The spellchecker duly noted all the apotropaic incantations on the wall… and yes, there were catchspells behind them. But it didn't see anything else. I shrugged. I hadn't really expected it to: its magical vocabulary wasn't that large.

Besides, if the sorcerous leakage from the dump was so obvious that anybody with a thirty-crown gadget from Spells 'R'

Us could spot it, Charlie Kelly wouldn't have needed to send me out to look things over. Still, you'd like things to be easy, just once.

There was a parking lot across the street from the entrance.

I set my carpet down there, chanted the antitheft gear before I climbed off it I do that automatically; Angels City has had big-city crime for a long time. Leave a carpet unwarned for even a few minutes and you're apt to find it's walked with Jesus.

I crossed in the crosswalk. They still call it that here, though in a melting pot like Angels City it also has symbols to let Jews and Muslims, Hindus and Parsees and Buddhists, and several different flavors of pagan (neo and otherwise) get from one side of the street to the other in safety. I don't know what you're supposed to do if you're a Samoan who still worships Tanaroa. Run like hell, I suppose.
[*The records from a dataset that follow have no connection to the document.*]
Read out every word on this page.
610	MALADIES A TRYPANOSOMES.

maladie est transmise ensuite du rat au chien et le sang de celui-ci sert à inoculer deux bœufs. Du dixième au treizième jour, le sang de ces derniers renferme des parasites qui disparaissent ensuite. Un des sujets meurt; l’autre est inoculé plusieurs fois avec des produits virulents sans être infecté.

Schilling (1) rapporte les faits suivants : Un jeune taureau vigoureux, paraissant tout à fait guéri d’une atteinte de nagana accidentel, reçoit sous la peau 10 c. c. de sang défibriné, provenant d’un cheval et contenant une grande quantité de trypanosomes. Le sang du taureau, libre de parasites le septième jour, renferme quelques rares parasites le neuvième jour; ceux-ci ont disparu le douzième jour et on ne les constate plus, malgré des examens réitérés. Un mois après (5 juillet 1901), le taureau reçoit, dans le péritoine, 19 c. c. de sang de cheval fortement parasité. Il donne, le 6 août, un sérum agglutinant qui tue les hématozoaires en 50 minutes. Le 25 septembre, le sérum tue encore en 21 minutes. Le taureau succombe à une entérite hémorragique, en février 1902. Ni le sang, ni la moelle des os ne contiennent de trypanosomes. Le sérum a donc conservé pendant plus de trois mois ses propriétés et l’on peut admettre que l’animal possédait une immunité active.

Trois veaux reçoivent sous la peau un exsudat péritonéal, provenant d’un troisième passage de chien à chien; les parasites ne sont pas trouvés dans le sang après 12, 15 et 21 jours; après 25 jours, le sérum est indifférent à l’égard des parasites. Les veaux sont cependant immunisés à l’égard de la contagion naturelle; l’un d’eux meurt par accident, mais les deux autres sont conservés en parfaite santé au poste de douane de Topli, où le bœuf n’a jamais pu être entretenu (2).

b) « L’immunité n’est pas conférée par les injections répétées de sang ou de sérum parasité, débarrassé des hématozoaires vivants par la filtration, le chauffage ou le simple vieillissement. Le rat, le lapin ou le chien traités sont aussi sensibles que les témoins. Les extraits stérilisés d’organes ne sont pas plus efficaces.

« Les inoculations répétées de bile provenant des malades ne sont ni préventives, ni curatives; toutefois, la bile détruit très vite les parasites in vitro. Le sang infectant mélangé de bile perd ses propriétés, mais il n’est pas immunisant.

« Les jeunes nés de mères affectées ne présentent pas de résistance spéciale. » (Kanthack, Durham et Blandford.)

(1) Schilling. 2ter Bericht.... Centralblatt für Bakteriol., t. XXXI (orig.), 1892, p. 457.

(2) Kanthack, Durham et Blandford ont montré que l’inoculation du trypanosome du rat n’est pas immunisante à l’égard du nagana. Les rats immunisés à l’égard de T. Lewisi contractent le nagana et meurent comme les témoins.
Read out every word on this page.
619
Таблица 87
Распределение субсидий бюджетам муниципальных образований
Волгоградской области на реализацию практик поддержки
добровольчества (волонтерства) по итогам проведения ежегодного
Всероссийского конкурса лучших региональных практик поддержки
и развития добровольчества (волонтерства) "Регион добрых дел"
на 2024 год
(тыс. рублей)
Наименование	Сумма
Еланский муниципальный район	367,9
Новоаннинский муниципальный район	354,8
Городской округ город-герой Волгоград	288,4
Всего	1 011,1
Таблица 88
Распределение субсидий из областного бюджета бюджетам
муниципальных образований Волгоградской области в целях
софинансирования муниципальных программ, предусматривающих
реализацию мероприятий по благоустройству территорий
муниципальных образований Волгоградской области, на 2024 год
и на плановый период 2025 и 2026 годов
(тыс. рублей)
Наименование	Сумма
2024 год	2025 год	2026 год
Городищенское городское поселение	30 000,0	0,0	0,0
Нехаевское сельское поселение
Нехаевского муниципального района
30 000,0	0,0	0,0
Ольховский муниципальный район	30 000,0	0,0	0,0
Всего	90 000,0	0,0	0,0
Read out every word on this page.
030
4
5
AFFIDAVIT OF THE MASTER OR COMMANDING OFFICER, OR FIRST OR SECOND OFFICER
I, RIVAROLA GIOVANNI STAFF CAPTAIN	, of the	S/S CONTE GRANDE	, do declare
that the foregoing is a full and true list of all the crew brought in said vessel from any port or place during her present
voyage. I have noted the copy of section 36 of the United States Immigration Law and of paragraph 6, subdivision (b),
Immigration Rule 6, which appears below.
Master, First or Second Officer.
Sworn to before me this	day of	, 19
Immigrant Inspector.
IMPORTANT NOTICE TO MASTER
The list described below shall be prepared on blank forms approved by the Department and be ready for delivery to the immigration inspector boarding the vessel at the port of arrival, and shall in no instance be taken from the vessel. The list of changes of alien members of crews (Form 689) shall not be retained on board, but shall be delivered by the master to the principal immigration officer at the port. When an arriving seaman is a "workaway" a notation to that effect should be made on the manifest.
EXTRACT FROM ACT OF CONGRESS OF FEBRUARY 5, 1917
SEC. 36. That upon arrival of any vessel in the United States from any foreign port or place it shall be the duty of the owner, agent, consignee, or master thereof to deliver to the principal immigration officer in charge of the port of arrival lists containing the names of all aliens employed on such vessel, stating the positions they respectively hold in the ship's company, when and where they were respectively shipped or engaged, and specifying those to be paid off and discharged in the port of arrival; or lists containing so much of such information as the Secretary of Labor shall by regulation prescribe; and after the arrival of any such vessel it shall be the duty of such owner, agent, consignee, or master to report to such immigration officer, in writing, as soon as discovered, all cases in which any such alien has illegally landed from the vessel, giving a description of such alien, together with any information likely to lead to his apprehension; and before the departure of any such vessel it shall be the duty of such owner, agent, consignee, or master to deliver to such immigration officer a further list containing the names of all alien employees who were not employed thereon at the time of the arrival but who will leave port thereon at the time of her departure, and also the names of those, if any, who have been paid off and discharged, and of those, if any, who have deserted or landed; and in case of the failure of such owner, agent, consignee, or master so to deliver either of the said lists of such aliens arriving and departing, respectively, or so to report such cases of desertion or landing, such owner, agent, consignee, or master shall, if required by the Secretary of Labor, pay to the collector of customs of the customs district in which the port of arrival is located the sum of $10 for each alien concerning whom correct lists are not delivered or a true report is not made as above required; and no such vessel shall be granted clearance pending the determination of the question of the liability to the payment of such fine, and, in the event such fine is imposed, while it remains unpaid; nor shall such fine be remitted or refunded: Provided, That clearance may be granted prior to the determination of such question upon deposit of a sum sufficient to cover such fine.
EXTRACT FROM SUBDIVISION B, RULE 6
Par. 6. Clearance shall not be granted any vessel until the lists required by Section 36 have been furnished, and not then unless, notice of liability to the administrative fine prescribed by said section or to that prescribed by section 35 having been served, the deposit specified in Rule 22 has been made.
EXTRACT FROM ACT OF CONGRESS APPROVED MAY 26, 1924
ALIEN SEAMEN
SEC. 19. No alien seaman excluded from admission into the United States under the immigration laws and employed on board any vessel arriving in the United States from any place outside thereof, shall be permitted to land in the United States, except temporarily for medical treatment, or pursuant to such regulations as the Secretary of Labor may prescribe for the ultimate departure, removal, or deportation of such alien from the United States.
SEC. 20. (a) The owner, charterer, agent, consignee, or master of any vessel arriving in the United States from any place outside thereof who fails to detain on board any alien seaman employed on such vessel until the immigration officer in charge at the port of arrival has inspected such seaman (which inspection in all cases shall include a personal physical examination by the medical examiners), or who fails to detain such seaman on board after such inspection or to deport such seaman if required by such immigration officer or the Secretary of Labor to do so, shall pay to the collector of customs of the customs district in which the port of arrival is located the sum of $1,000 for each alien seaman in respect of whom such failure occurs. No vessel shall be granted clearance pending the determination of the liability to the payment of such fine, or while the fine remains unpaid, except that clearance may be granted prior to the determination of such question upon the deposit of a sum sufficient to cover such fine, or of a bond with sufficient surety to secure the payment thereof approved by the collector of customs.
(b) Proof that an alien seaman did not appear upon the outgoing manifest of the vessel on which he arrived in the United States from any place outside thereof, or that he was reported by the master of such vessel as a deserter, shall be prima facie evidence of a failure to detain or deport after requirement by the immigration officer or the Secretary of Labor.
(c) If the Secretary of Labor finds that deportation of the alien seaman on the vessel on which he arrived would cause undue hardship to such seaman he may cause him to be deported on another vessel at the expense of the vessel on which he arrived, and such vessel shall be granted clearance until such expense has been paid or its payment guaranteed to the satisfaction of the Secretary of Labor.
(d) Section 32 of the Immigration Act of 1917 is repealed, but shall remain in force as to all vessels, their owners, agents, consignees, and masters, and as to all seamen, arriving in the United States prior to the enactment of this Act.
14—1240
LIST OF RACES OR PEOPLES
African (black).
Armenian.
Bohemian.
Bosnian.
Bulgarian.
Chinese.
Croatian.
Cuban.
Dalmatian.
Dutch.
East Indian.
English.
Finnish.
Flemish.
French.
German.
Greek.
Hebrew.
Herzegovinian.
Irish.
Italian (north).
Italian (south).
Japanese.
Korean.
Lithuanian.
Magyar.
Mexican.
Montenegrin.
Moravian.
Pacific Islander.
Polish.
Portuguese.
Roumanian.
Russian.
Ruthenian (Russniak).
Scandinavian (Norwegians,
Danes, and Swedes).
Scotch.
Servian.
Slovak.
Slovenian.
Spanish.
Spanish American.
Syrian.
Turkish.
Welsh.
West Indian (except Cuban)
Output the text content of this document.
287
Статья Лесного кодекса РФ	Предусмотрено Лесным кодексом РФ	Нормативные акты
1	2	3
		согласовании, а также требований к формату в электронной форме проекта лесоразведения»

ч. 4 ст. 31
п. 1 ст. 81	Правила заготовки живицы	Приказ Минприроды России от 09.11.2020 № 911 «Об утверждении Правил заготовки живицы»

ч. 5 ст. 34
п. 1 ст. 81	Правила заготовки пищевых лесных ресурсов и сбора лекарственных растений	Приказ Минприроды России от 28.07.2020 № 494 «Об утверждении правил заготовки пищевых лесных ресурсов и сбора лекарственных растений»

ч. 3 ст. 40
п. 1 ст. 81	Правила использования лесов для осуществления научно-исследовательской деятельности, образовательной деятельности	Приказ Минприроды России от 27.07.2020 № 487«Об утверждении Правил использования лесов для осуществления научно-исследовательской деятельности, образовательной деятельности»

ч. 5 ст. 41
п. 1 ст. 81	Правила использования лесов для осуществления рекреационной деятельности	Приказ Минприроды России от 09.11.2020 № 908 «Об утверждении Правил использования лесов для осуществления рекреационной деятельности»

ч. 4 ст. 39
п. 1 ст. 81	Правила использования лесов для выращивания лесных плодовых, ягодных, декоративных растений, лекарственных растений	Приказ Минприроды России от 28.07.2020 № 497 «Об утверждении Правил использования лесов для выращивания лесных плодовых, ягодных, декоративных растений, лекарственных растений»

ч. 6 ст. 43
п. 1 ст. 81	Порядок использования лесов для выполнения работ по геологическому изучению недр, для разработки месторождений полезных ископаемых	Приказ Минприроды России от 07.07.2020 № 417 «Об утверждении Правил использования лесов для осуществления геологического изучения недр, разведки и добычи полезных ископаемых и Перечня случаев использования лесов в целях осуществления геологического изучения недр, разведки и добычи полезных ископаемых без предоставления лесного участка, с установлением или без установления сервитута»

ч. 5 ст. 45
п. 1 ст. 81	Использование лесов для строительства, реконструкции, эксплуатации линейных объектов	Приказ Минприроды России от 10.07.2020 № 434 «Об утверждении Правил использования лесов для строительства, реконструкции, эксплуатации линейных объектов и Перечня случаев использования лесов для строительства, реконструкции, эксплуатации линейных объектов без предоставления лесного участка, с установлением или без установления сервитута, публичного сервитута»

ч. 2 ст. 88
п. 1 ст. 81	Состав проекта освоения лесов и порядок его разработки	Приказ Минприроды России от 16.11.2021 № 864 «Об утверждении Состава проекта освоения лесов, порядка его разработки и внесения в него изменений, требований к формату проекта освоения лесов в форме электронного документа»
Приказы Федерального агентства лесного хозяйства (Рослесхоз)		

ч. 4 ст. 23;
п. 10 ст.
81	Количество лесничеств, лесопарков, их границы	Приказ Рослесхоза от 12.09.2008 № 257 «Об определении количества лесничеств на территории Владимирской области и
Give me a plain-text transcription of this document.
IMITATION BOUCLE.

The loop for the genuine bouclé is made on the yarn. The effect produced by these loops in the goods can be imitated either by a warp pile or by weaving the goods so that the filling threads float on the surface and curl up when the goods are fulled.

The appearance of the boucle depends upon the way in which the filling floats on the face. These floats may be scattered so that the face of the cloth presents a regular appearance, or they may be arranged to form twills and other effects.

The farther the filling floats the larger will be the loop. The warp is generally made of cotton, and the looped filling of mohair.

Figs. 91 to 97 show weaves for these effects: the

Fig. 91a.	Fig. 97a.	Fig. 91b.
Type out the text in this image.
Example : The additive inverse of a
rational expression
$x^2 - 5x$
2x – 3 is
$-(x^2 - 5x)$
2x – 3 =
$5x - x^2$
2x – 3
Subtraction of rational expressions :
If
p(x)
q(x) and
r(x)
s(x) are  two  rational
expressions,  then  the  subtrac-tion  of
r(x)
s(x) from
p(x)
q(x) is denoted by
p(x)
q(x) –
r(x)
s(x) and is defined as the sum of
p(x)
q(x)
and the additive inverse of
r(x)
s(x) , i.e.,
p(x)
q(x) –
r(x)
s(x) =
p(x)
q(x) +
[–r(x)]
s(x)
The entryway to the Devonshire dump projected out several feet from the rest of the wall. A guard in a neat blue denim uniform came out of a glassed-in cage, tipped his cap to me. "May I help you, sir?" he asked politely, but in a way that still managed to imply I had no legitimate business making him get off his duff and step outside.

I flashed my EPA sigil. At a toxic spell dump, that effectively turns me into St. Peter - I'm the fellow with the power to bind and loose, at least. The guard's eyes widened. "Let me call Mr. Sudakis for you. Inspector, uh, Fisher, sir," he said, and ducked back into his cell. He grabbed the phone, started talking into it, waited for his ear imp to answer, then replaced the handset in its cradle. "You can go in, sir. I'll help you."